Sarich Troy C, Teng Renli, Peters Gary R, Wollbratt Maria, Homolka Robert, Svensson Mia, Eriksson Ulf G
AstraZeneca LP, Wilmington, Delaware 19850, USA.
Clin Pharmacokinet. 2003;42(5):485-92. doi: 10.2165/00003088-200342050-00006.
Ximelagatran, an oral direct thrombin inhibitor, is currently in clinical development for the prevention and treatment of thromboembolic disease. Following oral administration, ximelagatran undergoes rapid bioconversion to its active form, melagatran, via two minor intermediates. Obesity, defined as body mass index (BMI) >30 kg/m(2), is a recognised risk factor for thrombosis. There is potential for differences in the pharmacokinetics and pharmacodynamics of drugs administered to obese versus non-obese patients, and some drugs may require alternative administration strategies in obese patients.
To investigate the effect of obesity on the pharmacokinetics and pharmacodynamics of melagatran after oral administration of ximelagatran.
This was an open-label, single-dose, group-matched study in which obese subjects (BMI 32-39 kg/m(2); six male and six female; age 21-40 years) were matched by sex and age (+/-2 years) with non-obese subjects (BMI 21-26 kg/m(2); six male and six female; aged 21-39 years). Each subject received a single oral dose of ximelagatran 24mg. Blood samples for determination of plasma concentrations of melagatran and activated partial thromboplastin times (APTT; a marker of melagatran pharmacodynamics) were collected up to 12 hours after administration.
There were no statistically significant differences in the pharmacokinetic properties of melagatran between obese and non-obese subjects. Values of area under the melagatran plasma concentration-time curve, maximum plasma concentration (C(max)), time at which C(max) occurred and terminal elimination half-life were approximately 1 micromol. h/L, 0.2 micromol/L, 2 hours and 3 hours in both obese and non-obese subjects, respectively. In addition, there was no statistically significant difference between the obese and non-obese subjects in the amount of ximelagatran, melagatran or the minor intermediates ethyl-melagatran and melagatran hydroxyamidine excreted in urine. When relating the prolongation of APTT ratio to the square root of plasma concentration of melagatran and obesity status (no/yes), no statistically significant interaction between plasma concentration and obesity status was observed. Ximelagatran was well tolerated in both obese and non-obese subjects, and no bleeding events or serious adverse events occurred.

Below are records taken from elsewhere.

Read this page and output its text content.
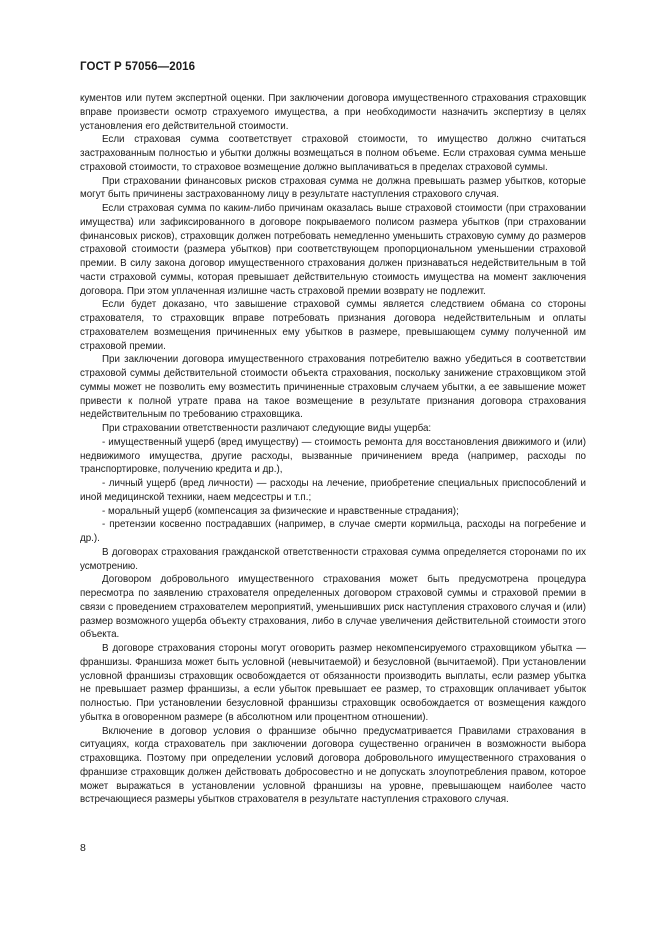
ГОСТ Р 57056—2016

кументов или путем экспертной оценки. При заключении договора имущественного страхования страховщик вправе произвести осмотр страхуемого имущества, а при необходимости назначить экспертизу в целях установления его действительной стоимости.

Если страховая сумма соответствует страховой стоимости, то имущество должно считаться застрахованным полностью и убытки должны возмещаться в полном объеме. Если страховая сумма меньше страховой стоимости, то страховое возмещение должно выплачиваться в пределах страховой суммы.

При страховании финансовых рисков страховая сумма не должна превышать размер убытков, которые могут быть причинены застрахованному лицу в результате наступления страхового случая.

Если страховая сумма по каким-либо причинам оказалась выше страховой стоимости (при страховании имущества) или зафиксированного в договоре покрываемого полисом размера убытков (при страховании финансовых рисков), страховщик должен потребовать немедленно уменьшить страховую сумму до размеров страховой стоимости (размера убытков) при соответствующем пропорциональном уменьшении страховой премии. В силу закона договор имущественного страхования должен признаваться недействительным в той части страховой суммы, которая превышает действительную стоимость имущества на момент заключения договора. При этом уплаченная излишне часть страховой премии возврату не подлежит.

Если будет доказано, что завышение страховой суммы является следствием обмана со стороны страхователя, то страховщик вправе потребовать признания договора недействительным и оплаты страхователем возмещения причиненных ему убытков в размере, превышающем сумму полученной им страховой премии.

При заключении договора имущественного страхования потребителю важно убедиться в соответствии страховой суммы действительной стоимости объекта страхования, поскольку занижение страховщиком этой суммы может не позволить ему возместить причиненные страховым случаем убытки, а ее завышение может привести к полной утрате права на такое возмещение в результате признания договора страхования недействительным по требованию страховщика.

При страховании ответственности различают следующие виды ущерба:

- имущественный ущерб (вред имуществу) — стоимость ремонта для восстановления движимого и (или) недвижимого имущества, другие расходы, вызванные причинением вреда (например, расходы по транспортировке, получению кредита и др.),

- личный ущерб (вред личности) — расходы на лечение, приобретение специальных приспособлений и иной медицинской техники, наем медсестры и т.п.;

- моральный ущерб (компенсация за физические и нравственные страдания);

- претензии косвенно пострадавших (например, в случае смерти кормильца, расходы на погребение и др.).

В договорах страхования гражданской ответственности страховая сумма определяется сторонами по их усмотрению.

Договором добровольного имущественного страхования может быть предусмотрена процедура пересмотра по заявлению страхователя определенных договором страховой суммы и страховой премии в связи с проведением страхователем мероприятий, уменьшивших риск наступления страхового случая и (или) размер возможного ущерба объекту страхования, либо в случае увеличения действительной стоимости этого объекта.

В договоре страхования стороны могут оговорить размер некомпенсируемого страховщиком убытка — франшизы. Франшиза может быть условной (невычитаемой) и безусловной (вычитаемой). При установлении условной франшизы страховщик освобождается от обязанности производить выплаты, если размер убытка не превышает размер франшизы, а если убыток превышает ее размер, то страховщик оплачивает убыток полностью. При установлении безусловной франшизы страховщик освобождается от возмещения каждого убытка в оговоренном размере (в абсолютном или процентном отношении).

Включение в договор условия о франшизе обычно предусматривается Правилами страхования в ситуациях, когда страхователь при заключении договора существенно ограничен в возможности выбора страховщика. Поэтому при определении условий договора добровольного имущественного страхования о франшизе страховщик должен действовать добросовестно и не допускать злоупотребления правом, которое может выражаться в установлении условной франшизы на уровне, превышающем наиболее часто встречающиеся размеры убытков страхователя в результате наступления страхового случая.

8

No differences in the pharmacokinetics or pharmacodynamics of melagatran were detected between obese and non-obese subjects after oral administration of ximelagatran, suggesting that dose adjustment of ximelagatran in obesity (BMI up to 39 kg/m(2)) is not necessary.
希美加群是一种口服直接凝血酶抑制剂,目前正处于预防和治疗血栓栓塞性疾病的临床开发阶段。口服给药后,希美加群通过两种次要中间体迅速生物转化为其活性形式美拉加群。肥胖定义为体重指数(BMI)>30kg/m²,是公认的血栓形成危险因素。给肥胖患者与非肥胖患者给药时,药物的药代动力学和药效学可能存在差异,一些药物在肥胖患者中可能需要采用不同的给药策略。
研究肥胖对口服希美加群后美拉加群药代动力学和药效学的影响。
这是一项开放标签、单剂量、组间匹配的研究,其中肥胖受试者(BMI 32 - 39kg/m²;6名男性和6名女性;年龄21 - 40岁)按性别和年龄(±2岁)与非肥胖受试者(BMI 21 - 26kg/m²;6名男性和6名女性;年龄21 - 39岁)进行匹配。每位受试者口服单剂量24mg希美加群。给药后长达12小时采集血样,用于测定美拉加群的血浆浓度和活化部分凝血活酶时间(APTT;美拉加群药效学的一个指标)。
肥胖和非肥胖受试者中美拉加群的药代动力学特性无统计学显著差异。美拉加群血浆浓度 - 时间曲线下面积、最大血浆浓度(C(max))、C(max)出现的时间以及末端消除半衰期的值在肥胖和非肥胖受试者中分别约为1微摩尔·小时/升、0.2微摩尔/升、2小时和3小时。此外,肥胖和非肥胖受试者尿液中排泄的希美加群、美拉加群或次要中间体乙基 - 美拉加群和美拉加群羟脒的量无统计学显著差异。当将APTT比值的延长与美拉加群血浆浓度的平方根及肥胖状态(否/是)相关联时,未观察到血浆浓度与肥胖状态之间有统计学显著的相互作用。希美加群在肥胖和非肥胖受试者中耐受性良好,未发生出血事件或严重不良事件。
口服希美加群后,肥胖和非肥胖受试者中美拉加群的药代动力学或药效学未检测到差异,这表明在肥胖(BMI高达39kg/m²)患者中无需调整希美加群的剂量。